Furthermore, the Legislative Assembly move to reform El Salvador’s Judicial Career Law, directly violates Article 133(3) of the Salvadoran Constitution, which exclusively empowers the Supreme Court of Justice to propose laws related to organizing the judicial branch, the work of notaries and lawyers, and the jurisdiction and competence of the courts. Legislators argue that their intention is to purge a corrupt judicial system. There is a need to overhaul El Salvador’s judiciary, and several national and international actors have demanded such reforms for years; unfortunately, institutional reform in the country has been uneven and at times unsuccessful. Transitioning from an oppressive authoritarian regime and armed conflict to a democracy, as El Salvador has done for the past 30 years, undoubtedly requires significant reforms to institutions. However, corruption cannot be fought with more corruption, and legislators who have repeatedly violated the Constitution cannot act as guardians of the rule of law. Much remains to be done to make institutions more representative, transparent, and participatory – not undermine them.
In a joint statement, the Inter-American Commission on Human Rights (IACHR) and the UN Special Rapporteur on the Independence of Judges and Lawyers rejected the recent reforms and called on the Salvadoran government to respect judicial independence and the independence of the Attorney General’s Office. DPLF has pointed out that these new norms grant broad discretionary power to the Supreme Court or Attorney General to decide to transfer judges and prosecutors to other territorial or functional units for “justified reasons of convenience of service” or the “complexity or specialty of the cases.” The IACHR noted that, when based on discretionary reasons, the removal of a judge or prosecutors from cases can be interpreted as “in retaliation for his or [her] decisions,” and “[t]he threat of transfer can become a disincentive to independent performance of [their] functions.” Additionally, the UN Special Rapporteur on the independence of judges and lawyers has identified that these measures can be used as “disguised sanctions” to pressure and harass independent judges and prosecutors.

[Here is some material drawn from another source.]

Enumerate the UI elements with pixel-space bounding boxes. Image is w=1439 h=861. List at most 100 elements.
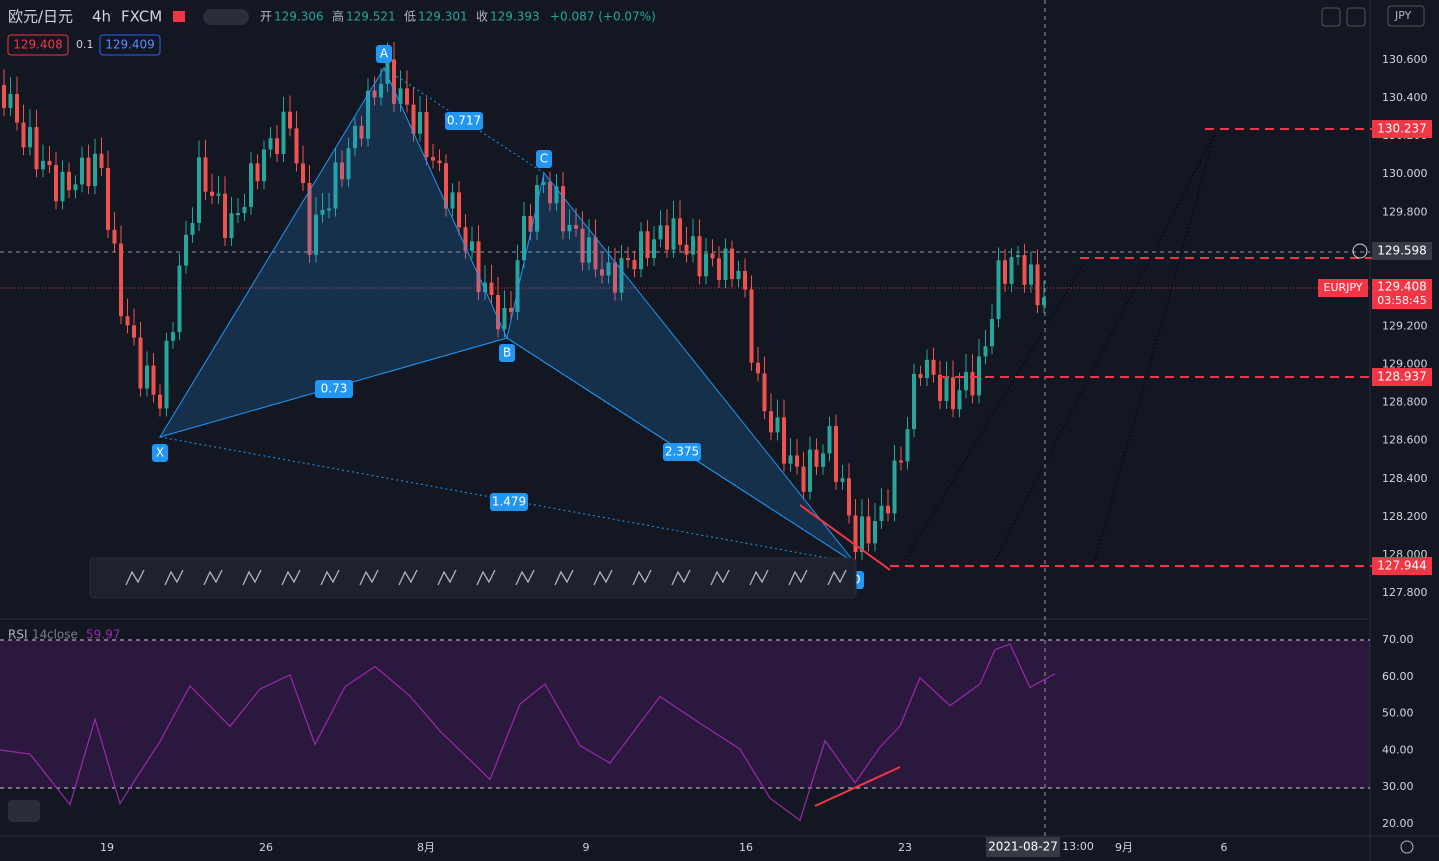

Based on these recent rulings, President Bukele now controls the Legislative Assembly, where laws are approved; he controls the Attorney General’s Office and the police, and thus the ability to carry out arrests and prosecutions; he controls the Supreme Court of Justice; and now, with the reforms to the Law of Judicial Careers, he is aiming to suppress the lower courts. The president’s ability to act unilaterally in areas that are not within his/her purview is a symptom of hyper-presidentialism, which is the case in El Salvador. Hyper-presidentialism occurs when there are not sufficient limits on presidential power, or he/she is able to subvert the limits in place, formally or informally.
Ultimately, with its most recent decision, the Executive-controlled Supreme Court has paved the way for consecutive presidential reelection, which in turn has created an opportunity for indefinite reelection, prohibited under the American Convention on Human Rights as reaffirmed by a recent Advisory Opinion to the IACHR. This kind of action, which we have seen before in our region’s history, is never for the people but always for the powerful.
* Leonor Arteaga Rubio is the Program Director for Impunity and Grave Human Rights Violations at the Due Process of Law Foundation (DPLF).